The Cost of Executive Perks

Perk Hoggs on the cost of executive perks.

The problem is not the cost of the perks themselves; at a ten-billion-dollar corporation, they?re hardly even a rounding error. It?s what they are symptomatic of. Perks and rigid management hierarchies tend to go together; perks are designed in part to reinforce status divisions, and rigid hierarchies do not lend themselves to intelligent decision-making, since they isolate executives from the rest of the company. Also, C.E.O.s who indulge in perks are likely to be profligate in general with shareholder money.

There are problems in both the private and public sector. Our senators have incredible health care AND average much better investment returns than us poor taxpayers. There are plenty of examples of corporate excess. Hoggs makes some useful points. Via John Robb.

Journalism vs Advertising at the LA Times

Tribune owned LA Times recently announced layoffs, just after winning a couple of Pulitzer prizes according to this story by Jacques Steinberg.

“Look at USA Today; how many Pulitzers have they won?” Mr.
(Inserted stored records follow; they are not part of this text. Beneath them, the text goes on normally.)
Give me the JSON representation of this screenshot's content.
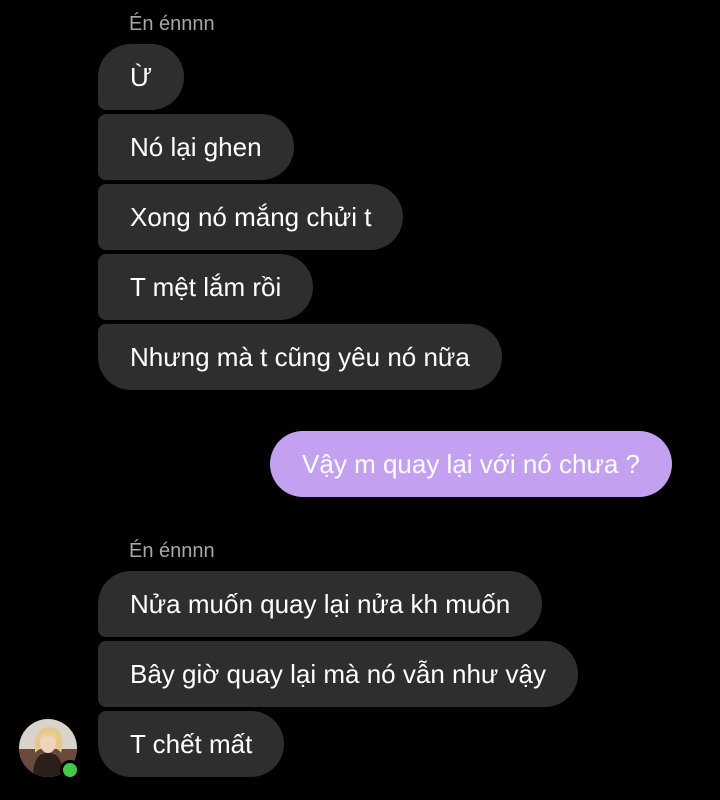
{
  "thread": {
    "group1": {
      "sender": "Én énnnn",
      "messages": [
        "Ừ",
        "Nó lại ghen",
        "Xong nó mắng chửi t",
        "T mệt lắm rồi",
        "Nhưng mà t cũng yêu nó nữa"
      ]
    },
    "outgoing": {
      "messages": [
        "Vậy m quay lại với nó chưa ?"
      ]
    },
    "group2": {
      "sender": "Én énnnn",
      "messages": [
        "Nửa muốn quay lại nửa kh muốn",
        "Bây giờ quay lại mà nó vẫn như vậy",
        "T chết mất"
      ]
    }
  },
  "colors": {
    "background": "#000000",
    "incoming_bubble": "#2e2e2e",
    "outgoing_bubble": "#c3a1f0",
    "sender_name": "#a7a7a7",
    "online_indicator": "#44c94b"
  },
  "icons": {
    "avatar": "profile-photo",
    "presence": "online-dot"
  }
}
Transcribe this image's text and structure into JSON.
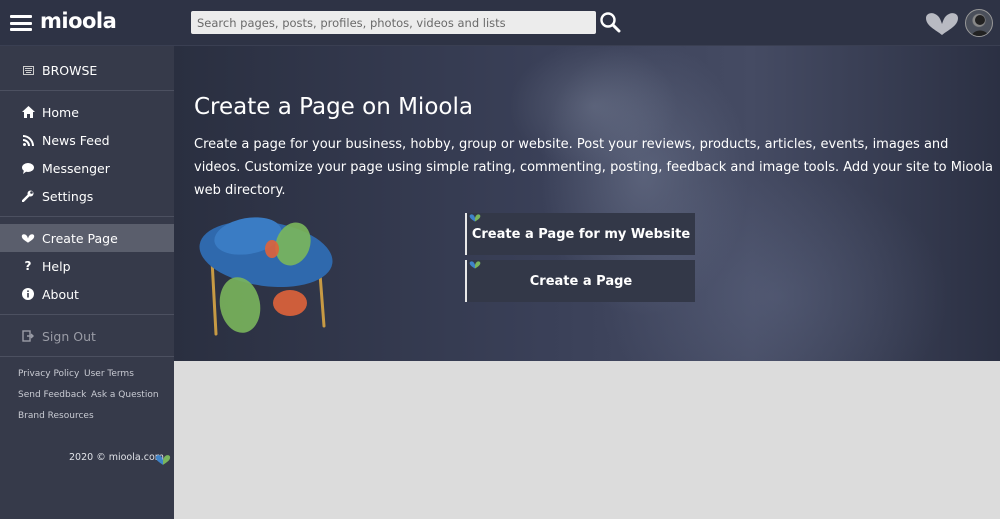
{
  "header": {
    "logo_text": "mioola",
    "search": {
      "placeholder": "Search pages, posts, profiles, photos, videos and lists",
      "value": ""
    },
    "brand_colors": {
      "green": "#7ab55c",
      "blue": "#3f83c8"
    }
  },
  "sidebar": {
    "browse_label": "BROWSE",
    "items": [
      {
        "label": "Home",
        "icon": "home-icon"
      },
      {
        "label": "News Feed",
        "icon": "rss-icon"
      },
      {
        "label": "Messenger",
        "icon": "chat-icon"
      },
      {
        "label": "Settings",
        "icon": "wrench-icon"
      },
      {
        "label": "Create Page",
        "icon": "heart-icon",
        "active": true
      },
      {
        "label": "Help",
        "icon": "question-icon"
      },
      {
        "label": "About",
        "icon": "info-icon"
      }
    ],
    "sign_out_label": "Sign Out",
    "footer_links": [
      "Privacy Policy",
      "User Terms",
      "Send Feedback",
      "Ask a Question",
      "Brand Resources"
    ],
    "copyright": "2020 © mioola.com"
  },
  "hero": {
    "title": "Create a Page on Mioola",
    "description": "Create a page for your business, hobby, group or website. Post your reviews, products, articles, events, images and videos. Customize your page using simple rating, commenting, posting, feedback and image tools. Add your site to Mioola web directory.",
    "buttons": [
      "Create a Page for my Website",
      "Create a Page"
    ]
  }
}
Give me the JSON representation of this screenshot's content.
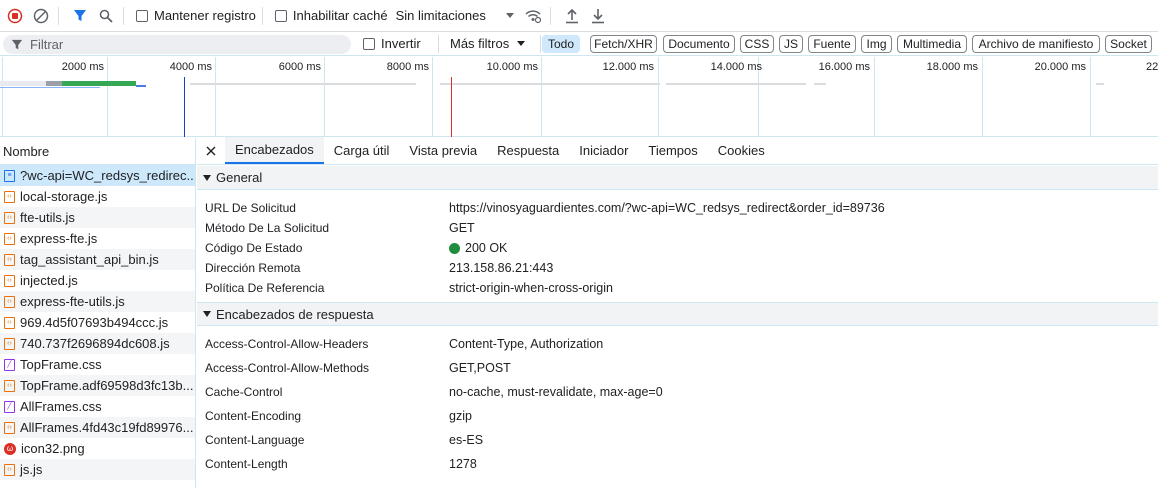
{
  "toolbar": {
    "preserve_log": "Mantener registro",
    "disable_cache": "Inhabilitar caché",
    "throttling": "Sin limitaciones"
  },
  "filterbar": {
    "filter_placeholder": "Filtrar",
    "invert": "Invertir",
    "more_filters": "Más filtros",
    "types": [
      "Todo",
      "Fetch/XHR",
      "Documento",
      "CSS",
      "JS",
      "Fuente",
      "Img",
      "Multimedia",
      "Archivo de manifiesto",
      "Socket"
    ]
  },
  "timeline": {
    "ticks": [
      "2000 ms",
      "4000 ms",
      "6000 ms",
      "8000 ms",
      "10.000 ms",
      "12.000 ms",
      "14.000 ms",
      "16.000 ms",
      "18.000 ms",
      "20.000 ms",
      "22"
    ]
  },
  "request_list": {
    "header": "Nombre",
    "items": [
      {
        "name": "?wc-api=WC_redsys_redirec...",
        "type": "doc"
      },
      {
        "name": "local-storage.js",
        "type": "js"
      },
      {
        "name": "fte-utils.js",
        "type": "js"
      },
      {
        "name": "express-fte.js",
        "type": "js"
      },
      {
        "name": "tag_assistant_api_bin.js",
        "type": "js"
      },
      {
        "name": "injected.js",
        "type": "js"
      },
      {
        "name": "express-fte-utils.js",
        "type": "js"
      },
      {
        "name": "969.4d5f07693b494ccc.js",
        "type": "js"
      },
      {
        "name": "740.737f2696894dc608.js",
        "type": "js"
      },
      {
        "name": "TopFrame.css",
        "type": "css"
      },
      {
        "name": "TopFrame.adf69598d3fc13b...",
        "type": "js"
      },
      {
        "name": "AllFrames.css",
        "type": "css"
      },
      {
        "name": "AllFrames.4fd43c19fd89976...",
        "type": "js"
      },
      {
        "name": "icon32.png",
        "type": "img"
      },
      {
        "name": "js.js",
        "type": "js"
      }
    ]
  },
  "details": {
    "tabs": [
      "Encabezados",
      "Carga útil",
      "Vista previa",
      "Respuesta",
      "Iniciador",
      "Tiempos",
      "Cookies"
    ],
    "general": {
      "title": "General",
      "rows": [
        {
          "k": "URL De Solicitud",
          "v": "https://vinosyaguardientes.com/?wc-api=WC_redsys_redirect&order_id=89736"
        },
        {
          "k": "Método De La Solicitud",
          "v": "GET"
        },
        {
          "k": "Código De Estado",
          "v": "200 OK"
        },
        {
          "k": "Dirección Remota",
          "v": "213.158.86.21:443"
        },
        {
          "k": "Política De Referencia",
          "v": "strict-origin-when-cross-origin"
        }
      ]
    },
    "response_headers": {
      "title": "Encabezados de respuesta",
      "rows": [
        {
          "k": "Access-Control-Allow-Headers",
          "v": "Content-Type, Authorization"
        },
        {
          "k": "Access-Control-Allow-Methods",
          "v": "GET,POST"
        },
        {
          "k": "Cache-Control",
          "v": "no-cache, must-revalidate, max-age=0"
        },
        {
          "k": "Content-Encoding",
          "v": "gzip"
        },
        {
          "k": "Content-Language",
          "v": "es-ES"
        },
        {
          "k": "Content-Length",
          "v": "1278"
        }
      ]
    }
  },
  "colors": {
    "accent": "#1a73e8",
    "status_ok": "#1e8e3e",
    "record": "#d93025"
  }
}
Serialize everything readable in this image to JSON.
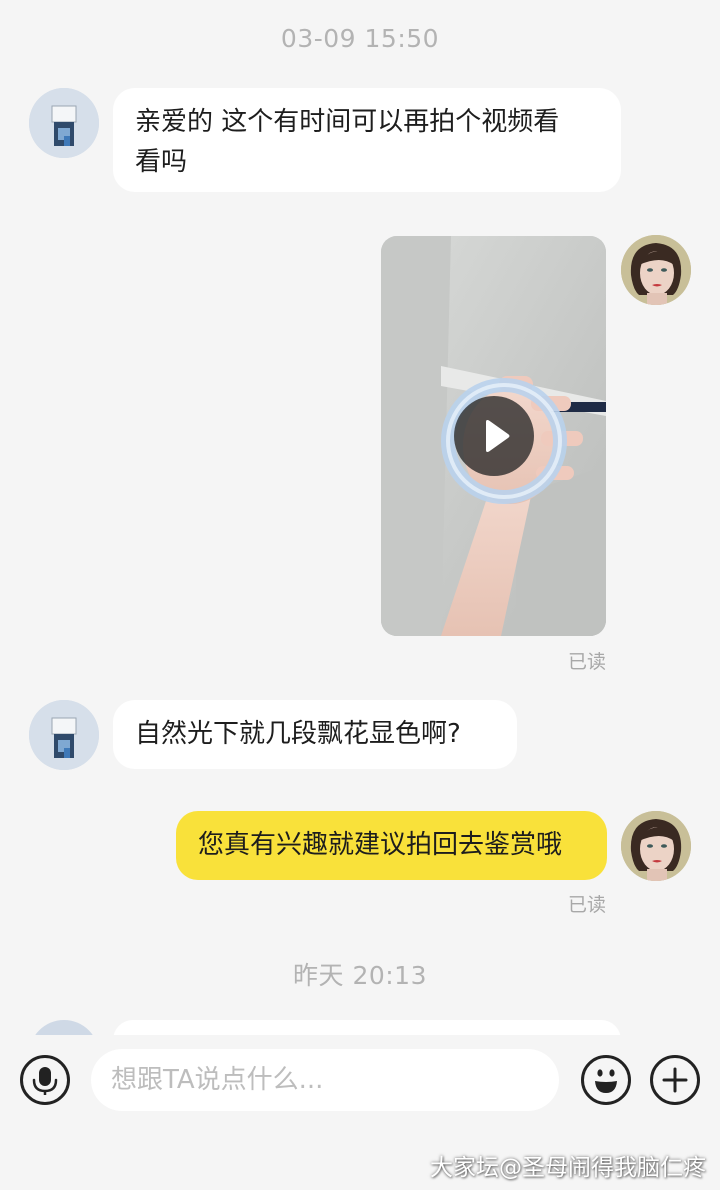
{
  "chat": {
    "timestamp_1": "03-09 15:50",
    "timestamp_2": "昨天 20:13",
    "messages": [
      {
        "side": "in",
        "text_line1": "亲爱的 这个有时间可以再拍个视频看",
        "text_line2": "看吗"
      },
      {
        "side": "out",
        "type": "video",
        "read": "已读"
      },
      {
        "side": "in",
        "text": "自然光下就几段飘花显色啊?"
      },
      {
        "side": "out",
        "text": "您真有兴趣就建议拍回去鉴赏哦",
        "read": "已读"
      }
    ]
  },
  "input": {
    "placeholder": "想跟TA说点什么..."
  },
  "watermark": "大家坛@圣母闹得我脑仁疼",
  "colors": {
    "background": "#f5f5f5",
    "bubble_in": "#ffffff",
    "bubble_out": "#f9e13a",
    "timestamp": "#b3b3b3"
  },
  "icons": [
    "microphone-icon",
    "play-icon",
    "emoji-icon",
    "plus-icon"
  ]
}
Janedis added, singling out the flagship of the Gannett chain, which has yet to win one. “But they sell a lot of advertising and get good rate increases.”

The article also compares major publisher cashflow margins (from Banc of America Investment Securities):

Lee publishes the local Wisconsin State Journal and co-owns the federally sanctioned monopoly (newspaper joint operating agreement: whereby overhead and advertising are shared among two or more “competitors”): Capitol Newspapers.

Andreessen on Current Technology

Wisconsin native Marc Andreessen (now living comfortably in Silicon Valley) participated in a Washington Post online chat yesterday. Andreessen discussed the tech business, new software tools, P2P/distributing information and open source software. He also touches on John Kerry’s statements on globalization and midwest manufacturing: “it’s not coming back”. A useful read.